А теперь он должен сказать, «но ты – другое дело». Но вместо этого звучат совсем другие слова: – Мне кажется, что у меня есть неплохой план. – Да ну? И где он? – Прекрати паясничать. Эмо живут эмоциями… – А готы – готикой. Ты был эст‑готом или вестготом? Носил жутко готические трузера и пользовался истлевшей готической туалетной бумагой. Все. Молчу, – с удовольствием отмечаю, что он, несмотря на уверения в своей невозмутимости, все‑таки злится. – Давай поиграем в любовь.
Как же мне хотелось его перебить, даже язык чесался от желания произнести крайне остроумную пошлую реплику. – Ты увлеклась эмо по нескольким причинам. Я слышал, что эмо становятся люди, которые не верят в положительные эмоции, или их кто‑то не пожелал любить, или их просто зацепила внешняя сторона вопроса. Макияж, причёска, шмотки и другие эмовские прибамбасы. Но теперь, когда я познакомился с тобой, мне кажется… – Когда кажется, креститься надо. Ты ничегошеньки не понял. Эмо разные! Те, кто ползёт как вошка по проторённой дорожке, вовсе не эмо. Меня вообще бесит термин «субкультура». Культура – от «культ», а у эмо культа нет и быть не может! Я не понимаю, что вы все носитесь обвешанные лозунгами и прокламациями. Какой‑то провокатор прицепил ярлык «эмо – потенциальный самоубийца». Хрень! Ещё хуже, чем хрень. Это извращённый повод чморить всех подростков, которым не по фигу спасение собственного внутреннего мира. Ну и что с того, что эмо часто ходят в чёрном. Давайте ринемся переодевать всех монахов. Пускай носят сине‑зелёное в крапинку. – Ты чего так разоралась? Какие, на хрен, монахи? Я ничего обидного не говорил. – И не говори! Ты просто не в курсе, как над нами издеваются все кому не лень! Из нас сотворили государственного козлика отпущения. Ме‑е‑е! – Насчёт козлов лучше молчи. А то неправильно поймут. И такого вам понавесят, мало не покажется. Я вообще‑то не спорю, что мир устроен тупо. И государство у нас тупое. И чем дальше, тем тупее. Лет через пять за слово против – расстрел. Нас унифицируют и тавро на лбу выжгут. Чтоб не сбежали. Как было слово «нельзя» самым главным, так и будет, чем бы его ни прикрывали.

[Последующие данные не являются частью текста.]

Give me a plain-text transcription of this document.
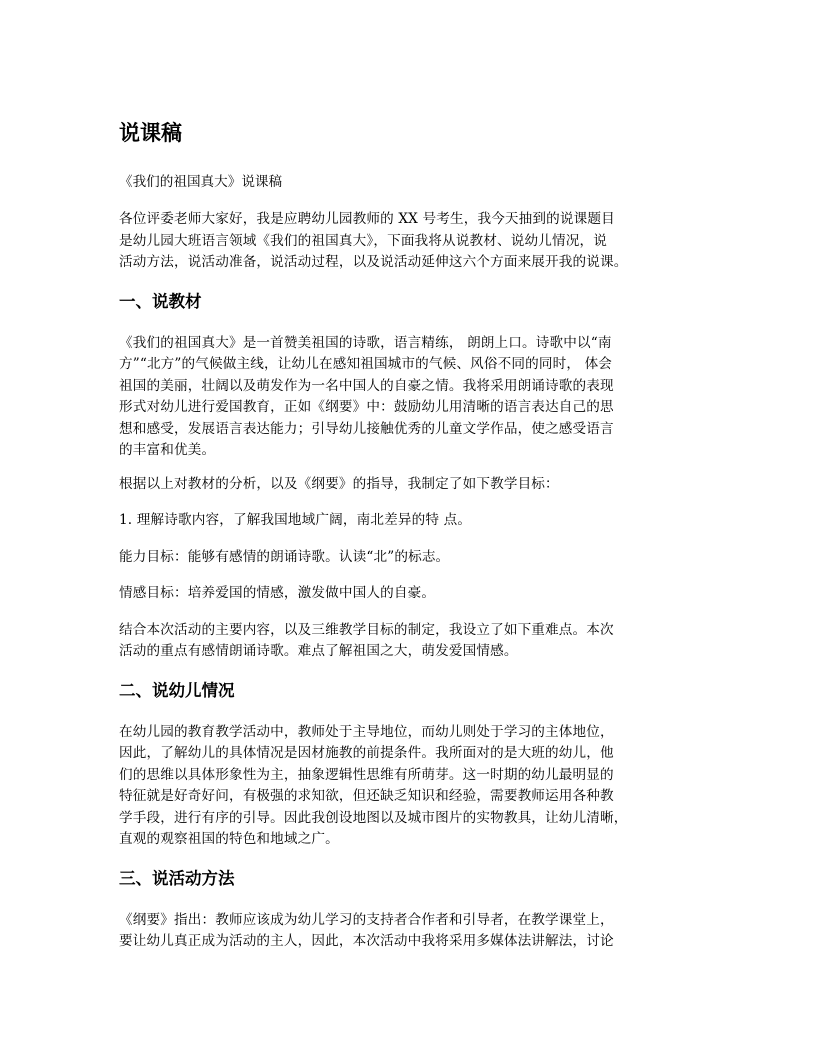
说课稿
《我们的祖国真大》说课稿

各位评委老师大家好，我是应聘幼儿园教师的 XX 号考生，我今天抽到的说课题目
是幼儿园大班语言领域《我们的祖国真大》，下面我将从说教材、说幼儿情况，说
活动方法，说活动准备，说活动过程，以及说活动延伸这六个方面来展开我的说课。

一、说教材

《我们的祖国真大》是一首赞美祖国的诗歌，语言精练， 朗朗上口。诗歌中以“南
方”“北方”的气候做主线，让幼儿在感知祖国城市的气候、风俗不同的同时， 体会
祖国的美丽，壮阔以及萌发作为一名中国人的自豪之情。我将采用朗诵诗歌的表现
形式对幼儿进行爱国教育，正如《纲要》中：鼓励幼儿用清晰的语言表达自己的思
想和感受，发展语言表达能力；引导幼儿接触优秀的儿童文学作品，使之感受语言
的丰富和优美。

根据以上对教材的分析，以及《纲要》的指导，我制定了如下教学目标：

1. 理解诗歌内容，了解我国地域广阔，南北差异的特 点。

能力目标：能够有感情的朗诵诗歌。认读“北”的标志。

情感目标：培养爱国的情感，激发做中国人的自豪。

结合本次活动的主要内容，以及三维教学目标的制定，我设立了如下重难点。本次
活动的重点有感情朗诵诗歌。难点了解祖国之大，萌发爱国情感。

二、说幼儿情况

在幼儿园的教育教学活动中，教师处于主导地位，而幼儿则处于学习的主体地位，
因此，了解幼儿的具体情况是因材施教的前提条件。我所面对的是大班的幼儿，他
们的思维以具体形象性为主，抽象逻辑性思维有所萌芽。这一时期的幼儿最明显的
特征就是好奇好问，有极强的求知欲，但还缺乏知识和经验，需要教师运用各种教
学手段，进行有序的引导。因此我创设地图以及城市图片的实物教具，让幼儿清晰，
直观的观察祖国的特色和地域之广。

三、说活动方法

《纲要》指出：教师应该成为幼儿学习的支持者合作者和引导者，在教学课堂上，
要让幼儿真正成为活动的主人，因此，本次活动中我将采用多媒体法讲解法，讨论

Наверное, он умный. Хоть и не исключено, что мы оба дураки.
Мне отчего‑то захотелось сказать слово в защиту государства: – Государству выгодно, чтоб мы были богатые.
– Не. Мы для них навроде кроликов. Прости. Толстый кроль меньше думает и плотно занят перевариванием. – Если придерживаться твоих сравнений, то эмо – кошки, которые гуляют сами по себе. Кошку хрен принудишь, она всегда останется при собственном мнении.
Кирилл заметно растерялся. В его планы не входило погружаться в вязкий диспут с непредсказуемым эпилогом. Что за ерунда – кролики, кошки… Он поразмыслил и нашёлся как перевести беседу в нужное русло: – Давай говорить о тебе. – Да я не против. Но извини, ты – зануда, – неужели я в нём так ошиблась? – Ты знаешь, чем ты мне сразу понравилась? Главное – в тебе мало эгоизма. И ты не функционируешь. Ты живёшь. – Ты действительно занудец или просто прикидываешься? Я ещё как функционирую. Щас зафункционирую на полную катушку, разнесу тут все вдребезги. А давай стекла в школе побьём? Ну давай! Или давай посадим прекрасный сад и станем там гулять парами. Хотя нет. Лучше мы сожжём себя заживо перед Кремлём. Ничего не объясняя. И станем символом всех задолбанных системой подростков. – Ты вообще слышала, что я тебе сказал? – Ага. Ты хочешь попользоваться мной и выбросить как мусор. Богатому мальчику захотелось поиграть в любовь. Такая новая развлекуха. Только он забыл, что любовь – это тебе не розочки нюхать. Кроме того, ты очень убедительно прикидываешься занудой. – Не прикидываюсь. Просто мне интересно, как далеко ты сможешь зайти в игре в эмо? – Предлагаешь сыграть партию на двоих? – А почему нет? Мне с тобой интересно. Ты не такая как все. – Это я уже много раз слышала. Тебе скучно терпеть временную ссылку? О, тебе скучно, богатенький мальчик, или, если угодно, упитанный сын упитанных кролей. Ты решил сделать из меня клоуна, который станет тебя веселить. Не получится, дорогой. Я кусаюсь.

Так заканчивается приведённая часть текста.